In our application, we are going to create two worker threads that will increment a shared counter, and let them run for a specific amount of time.
As a first step, we define two global atomic variables, running and counter:
std::atomic<bool> running{true};
std::atomic<int> counter{0};
The running variable is a binary flag. When it is set to true, the worker threads should keep running. After it changes to false, the worker threads should terminate.
The counter variable is our shared counter. The worker threads will concurrently increment it. We use the fetch_add method that we already used in the Using atomic variables recipe. It is used to increment a variable atomically. In this recipe, we pass an additional argument, std::memory_order_relaxed, to this method:
counter.fetch_add(1, std::memory_order_relaxed);
This argument is a hint. While consistency in atomicity and modification is important and should be guaranteed for an implementation of a counter, the order among concurrent memory accesses is not that important. std::memory_order_relaxed defines this kind of memory access for atomic variables. Passing it into the fetch_add method allows us to fine-tune it for a particular target platform, to avoid unneeded synchronization delays that can affect performance.

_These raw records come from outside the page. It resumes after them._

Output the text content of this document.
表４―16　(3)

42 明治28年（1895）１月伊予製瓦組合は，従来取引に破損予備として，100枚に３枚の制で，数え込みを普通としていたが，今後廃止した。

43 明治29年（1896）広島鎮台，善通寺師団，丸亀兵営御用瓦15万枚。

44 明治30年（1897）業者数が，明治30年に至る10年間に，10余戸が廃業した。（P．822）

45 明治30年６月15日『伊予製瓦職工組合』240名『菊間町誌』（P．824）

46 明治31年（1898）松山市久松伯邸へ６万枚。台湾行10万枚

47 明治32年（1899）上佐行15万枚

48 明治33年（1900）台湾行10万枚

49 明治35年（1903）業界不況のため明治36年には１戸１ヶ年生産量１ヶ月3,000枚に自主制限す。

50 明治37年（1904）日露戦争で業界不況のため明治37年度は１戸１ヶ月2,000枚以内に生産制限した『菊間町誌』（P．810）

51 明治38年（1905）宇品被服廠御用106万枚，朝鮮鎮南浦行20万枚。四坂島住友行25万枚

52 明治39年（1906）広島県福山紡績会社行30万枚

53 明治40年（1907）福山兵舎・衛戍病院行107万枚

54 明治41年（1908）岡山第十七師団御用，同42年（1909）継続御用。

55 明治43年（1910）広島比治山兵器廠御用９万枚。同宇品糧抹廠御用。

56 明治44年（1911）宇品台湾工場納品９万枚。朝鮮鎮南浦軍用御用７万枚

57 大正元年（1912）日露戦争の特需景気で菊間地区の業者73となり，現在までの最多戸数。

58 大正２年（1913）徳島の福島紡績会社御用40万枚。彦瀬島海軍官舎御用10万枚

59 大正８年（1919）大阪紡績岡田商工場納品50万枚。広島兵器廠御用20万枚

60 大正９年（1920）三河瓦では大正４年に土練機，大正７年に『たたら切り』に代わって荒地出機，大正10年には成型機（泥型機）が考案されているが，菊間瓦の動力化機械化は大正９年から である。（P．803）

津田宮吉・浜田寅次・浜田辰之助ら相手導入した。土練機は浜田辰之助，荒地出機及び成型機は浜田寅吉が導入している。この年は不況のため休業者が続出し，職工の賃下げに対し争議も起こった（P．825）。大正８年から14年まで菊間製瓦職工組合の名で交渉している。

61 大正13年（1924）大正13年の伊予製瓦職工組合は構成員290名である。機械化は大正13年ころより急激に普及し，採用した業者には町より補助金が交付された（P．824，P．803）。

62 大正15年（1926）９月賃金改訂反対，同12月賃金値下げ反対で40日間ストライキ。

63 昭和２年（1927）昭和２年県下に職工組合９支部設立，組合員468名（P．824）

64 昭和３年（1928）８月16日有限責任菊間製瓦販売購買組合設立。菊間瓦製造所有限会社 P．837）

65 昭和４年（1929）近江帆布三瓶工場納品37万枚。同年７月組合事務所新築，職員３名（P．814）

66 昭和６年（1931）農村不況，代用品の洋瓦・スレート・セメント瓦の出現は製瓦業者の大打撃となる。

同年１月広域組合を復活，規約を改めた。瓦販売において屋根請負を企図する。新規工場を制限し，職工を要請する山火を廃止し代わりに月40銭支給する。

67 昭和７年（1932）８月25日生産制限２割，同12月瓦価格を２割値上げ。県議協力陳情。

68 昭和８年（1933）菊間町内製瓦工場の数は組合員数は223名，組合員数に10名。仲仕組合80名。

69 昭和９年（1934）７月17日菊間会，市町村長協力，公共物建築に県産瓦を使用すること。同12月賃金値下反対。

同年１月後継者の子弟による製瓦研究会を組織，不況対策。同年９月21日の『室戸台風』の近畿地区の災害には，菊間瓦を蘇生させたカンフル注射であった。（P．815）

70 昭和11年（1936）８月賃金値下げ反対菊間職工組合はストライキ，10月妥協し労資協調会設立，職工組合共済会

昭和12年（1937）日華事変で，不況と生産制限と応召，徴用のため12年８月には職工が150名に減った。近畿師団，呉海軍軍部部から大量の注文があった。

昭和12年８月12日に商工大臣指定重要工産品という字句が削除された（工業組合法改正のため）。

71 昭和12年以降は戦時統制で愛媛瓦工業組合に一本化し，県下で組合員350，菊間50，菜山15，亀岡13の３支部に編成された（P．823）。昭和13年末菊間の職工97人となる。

In the main function, we create two worker threads:
std::thread worker1(worker);
std::thread worker2(worker);
Then, the main thread is paused for 1 second. After the pause, the main thread sets the value of the running variable to false, indicating that the worker threads should terminate:
running = false;
After the worker threads terminate, we print the value of the counter:
The resulting counter value is determined by the timeout intervals passed to the worker functions. Changing the type of memory order in the fetch_add method does not result in a noticeable change in the resulting value in our example. However, it can result in the better performance of highly concurrent applications that use atomic variables, because a compiler can reorder operations in concurrent threads without breaking the application logic. This kind of optimization is highly dependent on a developer's intents, and cannot be inferred automatically without hints from the developer.